Bez’s arrival during the encore, mimicking the conductor’s motions in the process, provided a perfect ending to the nostalgic party. And despite being two of the youngest members of the audience, this Classical event was thoroughly enjoyable, thanks to the efforts of Park, Pickering, the Camerta Orchestra and of course, the comedian dancer that is Bez.
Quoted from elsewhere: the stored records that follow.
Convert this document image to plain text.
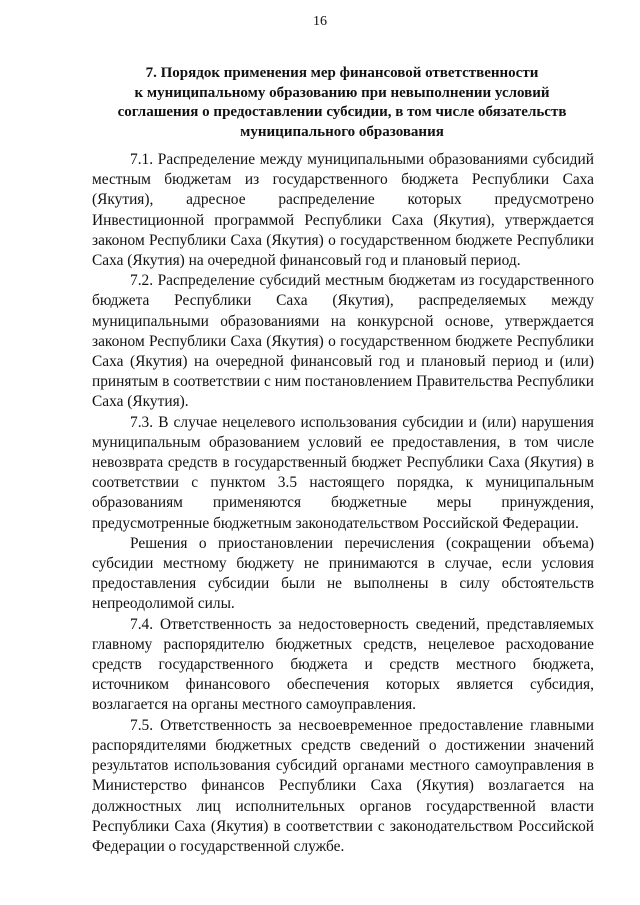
16
7. Порядок применения мер финансовой ответственности
к муниципальному образованию при невыполнении условий
соглашения о предоставлении субсидии, в том числе обязательств
муниципального образования

7.1. Распределение между муниципальными образованиями субсидий местным бюджетам из государственного бюджета Республики Саха (Якутия), адресное распределение которых предусмотрено Инвестиционной программой Республики Саха (Якутия), утверждается законом Республики Саха (Якутия) о государственном бюджете Республики Саха (Якутия) на очередной финансовый год и плановый период.

7.2. Распределение субсидий местным бюджетам из государственного бюджета Республики Саха (Якутия), распределяемых между муниципальными образованиями на конкурсной основе, утверждается законом Республики Саха (Якутия) о государственном бюджете Республики Саха (Якутия) на очередной финансовый год и плановый период и (или) принятым в соответствии с ним постановлением Правительства Республики Саха (Якутия).

7.3. В случае нецелевого использования субсидии и (или) нарушения муниципальным образованием условий ее предоставления, в том числе невозврата средств в государственный бюджет Республики Саха (Якутия) в соответствии с пунктом 3.5 настоящего порядка, к муниципальным образованиям применяются бюджетные меры принуждения, предусмотренные бюджетным законодательством Российской Федерации.

Решения о приостановлении перечисления (сокращении объема) субсидии местному бюджету не принимаются в случае, если условия предоставления субсидии были не выполнены в силу обстоятельств непреодолимой силы.

7.4. Ответственность за недостоверность сведений, представляемых главному распорядителю бюджетных средств, нецелевое расходование средств государственного бюджета и средств местного бюджета, источником финансового обеспечения которых является субсидия, возлагается на органы местного самоуправления.

7.5. Ответственность за несвоевременное предоставление главными распорядителями бюджетных средств сведений о достижении значений результатов использования субсидий органами местного самоуправления в Министерство финансов Республики Саха (Якутия) возлагается на должностных лиц исполнительных органов государственной власти Республики Саха (Якутия) в соответствии с законодательством Российской Федерации о государственной службе.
Following the short walk across town via Wetherspoons and other local pubs, the older crowd began to filter into everyone’s new favourite clubbing venue, Church. The night was wetalso organised by Soak Events, and Church’s impressive décor, fittings and sound system is good enough to rival the celebrated Haçienda club. Unlike the dance anthems played at the Classical event, music at the after party was much more contemporary consisting of the very best in house and techno. The sets of Chicago legend, Derrick Carter, and Haçienda regular, Françoir K were particularly special as these two DJs flaunted their obvious mixing experience, even chucking in a 90s house classic here and there.
While the after party supplied a brief reminder of what modern day raving is all about, the Classical event was the true highlight of the night and FAC51 delivered a perfect tribute to one of Britain’s most respected record labels and best music establishments.
There is also still chance to see Haçienda Classical; as Graeme Park and Mike Pickering will return to London’s Royal Albert Hall this upcoming May, and the party also pays visits to Manchester, Brighton, Lytham St Annes and even Glastonbury. See you there.